UM HOMEM DE GRANDE FEITO

Na real mitologia são raros os homens de grande feito.

Ela o conheceu menina, quando ainda os "deuses" lhe pareciam bem maiores, mas com o passar do tempo foi percebendo que era um homem bem diferente, estranho, incomum.

Era incapaz de se desvencilhar das coisas, embora não se apegasse a nada!

Quando menino, mimado e acostumado a ganhar o tudo, sequer jogava fora as embalagens, e as caixinhas de papelão, os papéis e laços de fitas da sua vida, acumulavam-se jogados no seu armário, como se esperando para somarem-se às dos novos presentes, que nunca lhe satisfaziam ao ego.

Tal atitude fez com que ela o considerasse alguém especial, de grande ternura, pois o fantasiava como um deus bom.

A menina não conhecia o egoísmo.

Afinal quem era incapaz de abandonar sequer as embalagens...no mínimo valorizaria os presentes.Seria alguém de grande coração...

E era mesmo!

Delicadamente ela costumava recostar sobre seu peito glabro, e ouvia o ressoar das suas bulhas vigorosas, cuja sonoridade embalava aos seus ouvidos.

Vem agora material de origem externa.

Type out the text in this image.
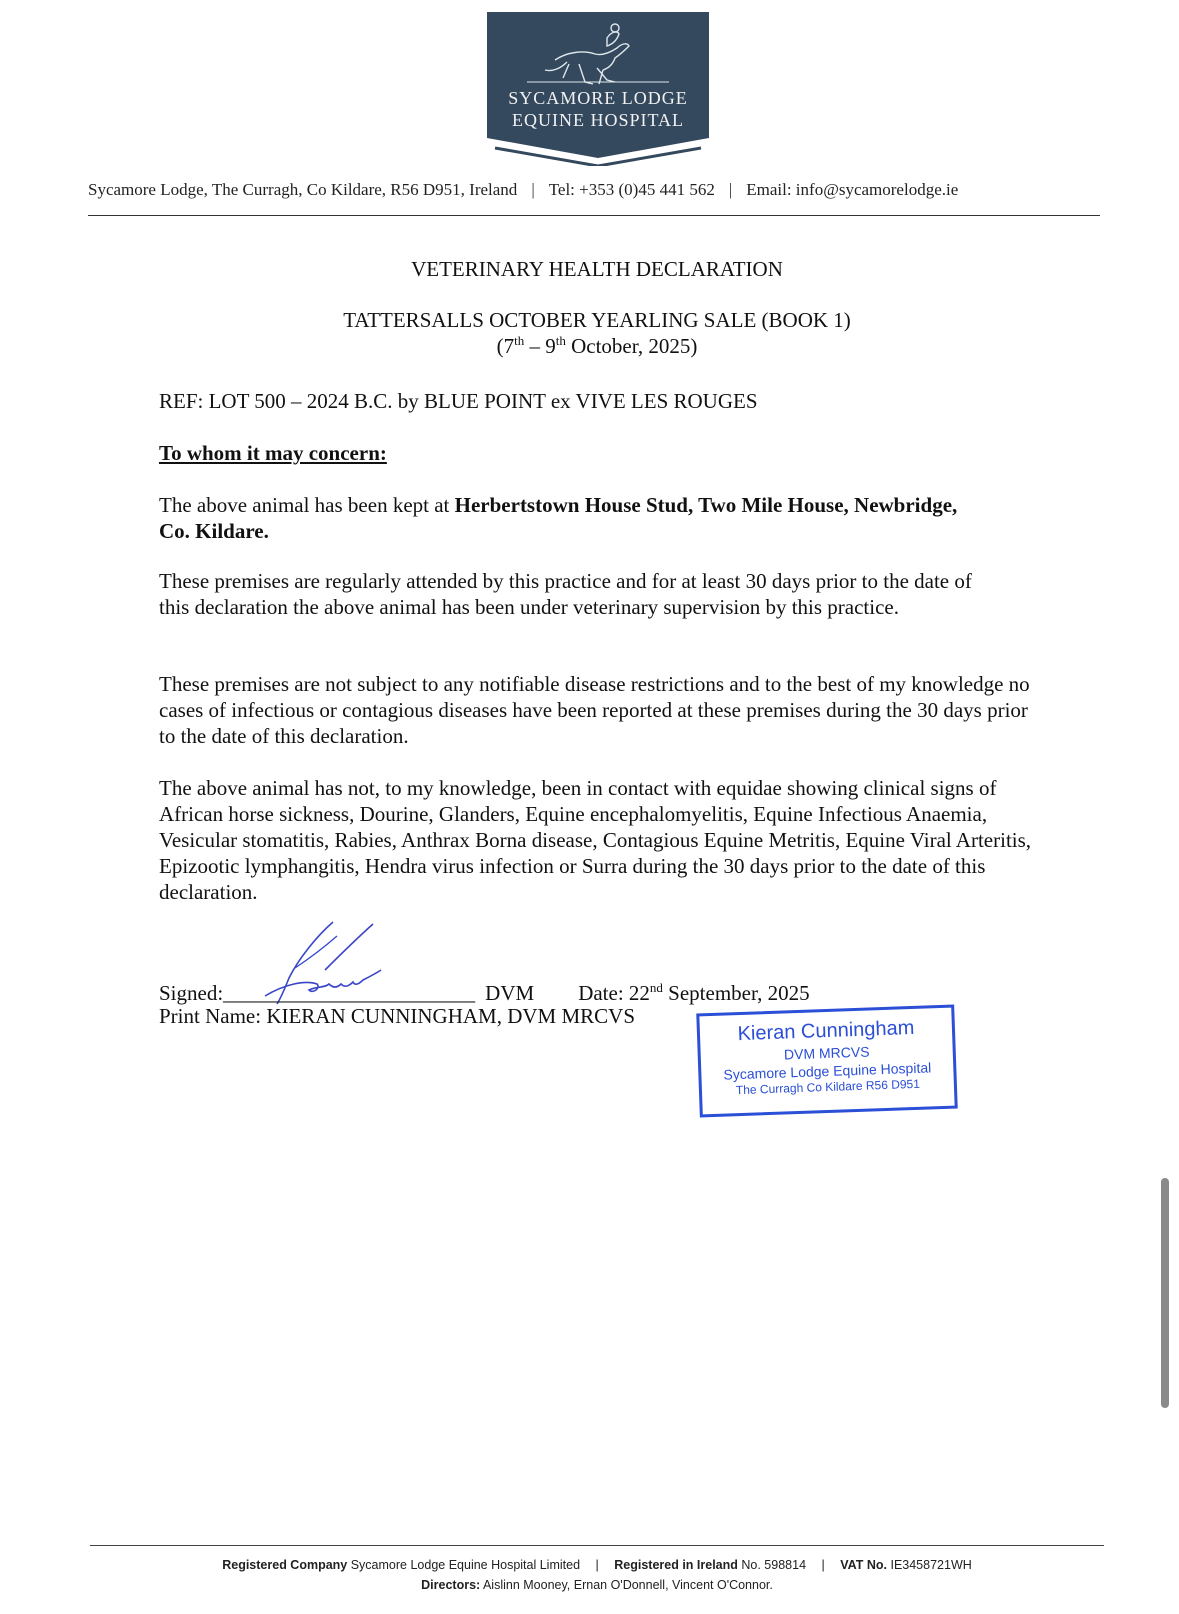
SYCAMORE LODGE
EQUINE HOSPITAL
Sycamore Lodge, The Curragh, Co Kildare, R56 D951, Ireland | Tel: +353 (0)45 441 562 | Email: info@sycamorelodge.ie
VETERINARY HEALTH DECLARATION
TATTERSALLS OCTOBER YEARLING SALE (BOOK 1)
(7th – 9th October, 2025)
REF: LOT 500 – 2024 B.C. by BLUE POINT ex VIVE LES ROUGES
To whom it may concern:
The above animal has been kept at Herbertstown House Stud, Two Mile House, Newbridge, Co. Kildare.
These premises are regularly attended by this practice and for at least 30 days prior to the date of this declaration the above animal has been under veterinary supervision by this practice.
These premises are not subject to any notifiable disease restrictions and to the best of my knowledge no cases of infectious or contagious diseases have been reported at these premises during the 30 days prior to the date of this declaration.
The above animal has not, to my knowledge, been in contact with equidae showing clinical signs of African horse sickness, Dourine, Glanders, Equine encephalomyelitis, Equine Infectious Anaemia, Vesicular stomatitis, Rabies, Anthrax Borna disease, Contagious Equine Metritis, Equine Viral Arteritis, Epizootic lymphangitis, Hendra virus infection or Surra during the 30 days prior to the date of this declaration.
Signed:________________________ DVM Date: 22nd September, 2025
Print Name: KIERAN CUNNINGHAM, DVM MRCVS
Kieran Cunningham
DVM MRCVS
Sycamore Lodge Equine Hospital
The Curragh Co Kildare R56 D951
Registered Company Sycamore Lodge Equine Hospital Limited | Registered in Ireland No. 598814 | VAT No. IE3458721WH
Directors: Aislinn Mooney, Ernan O'Donnell, Vincent O'Connor.
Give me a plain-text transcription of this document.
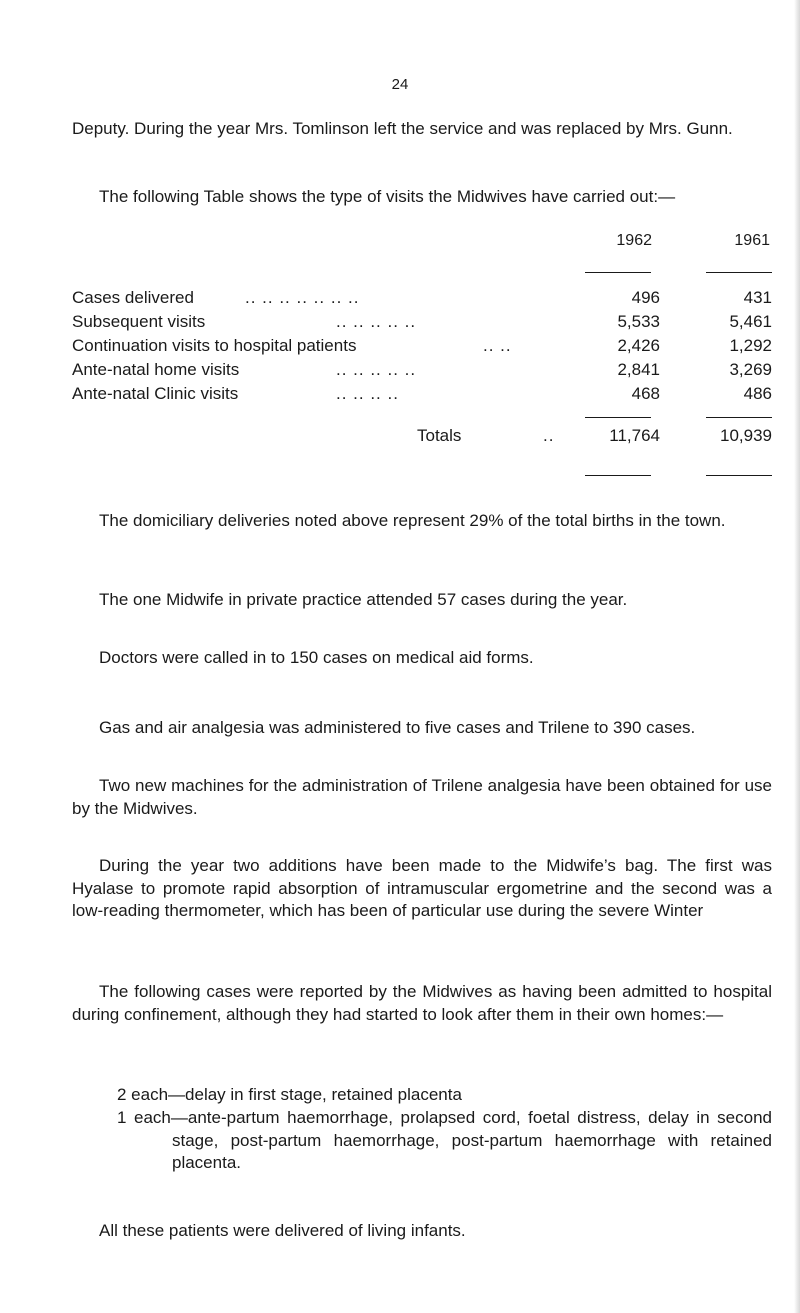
24

Deputy. During the year Mrs. Tomlinson left the service and was replaced by Mrs. Gunn.

The following Table shows the type of visits the Midwives have carried out:—

1962	1961
Cases delivered	.. .. .. .. .. .. ..	496	431
Subsequent visits	.. .. .. .. ..	5,533	5,461
Continuation visits to hospital patients	.. ..	2,426	1,292
Ante-natal home visits	.. .. .. .. ..	2,841	3,269
Ante-natal Clinic visits	.. .. .. ..	468	486
Totals	..	11,764	10,939

The domiciliary deliveries noted above represent 29% of the total births in the town.

The one Midwife in private practice attended 57 cases during the year.

Doctors were called in to 150 cases on medical aid forms.

Gas and air analgesia was administered to five cases and Trilene to 390 cases.

Two new machines for the administration of Trilene analgesia have been obtained for use by the Midwives.

During the year two additions have been made to the Midwife’s bag. The first was Hyalase to promote rapid absorption of intramuscular ergometrine and the second was a low-reading thermometer, which has been of particular use during the severe Winter

The following cases were reported by the Midwives as having been admitted to hospital during confinement, although they had started to look after them in their own homes:—

2 each—delay in first stage, retained placenta

1 each—ante-partum haemorrhage, prolapsed cord, foetal distress, delay in second stage, post-partum haemorrhage, post-partum haemorrhage with retained placenta.

All these patients were delivered of living infants.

E certa noite foi assim que adormeceu.

Adormeceu e sonhou com PANDORA.

-Menina acorda, você é só mais uma caixinha! Estará guardada e esquecida no armário do coração, assim como as dos próximos presentes.

Mas para ela, um “próximo presente” ainda era futuro.E quando se é criança, o futuro é sempre tão longe...

Despertou assustada, ainda com a sensação daquele armário escuro, apertado e mofado.

Mas ele, o homem de grande feito, ainda lhe parecia ter grande coração.

Não tardou...e o futuro chegou. O futuro sempre chega... disfarçado de “presente”!

Então, o homem começou a diminuir e seu coração ficara pequeno demais, para um deus de tantas caixinhas.

Era chegada a hora de esvaziá-lo!

-Mas como você vai conseguir jogar fora o seu mundo de tantas caixinhas?-perguntou-lhe a menina assustada.

E aquele deus que de nada se desfazia, finalmente fez seu grande feito!

Soltou um grito, e com as mãos arrancou seu coração do peito, seguindo pela vida desencaixotado de qualquer sentimento, de todo o passado.

Foi assim que se esvaziou para sempre aquela caixa de Pandora.

A menina, surpresa, respirou aliviada...

Ainda ontem se cruzaram no tempo.

Ele pareceu-lhe mal embalado, sem nenhum laço de fita.

E a menina, que não era Pandora mas era Poesia ...buscou só por poemas.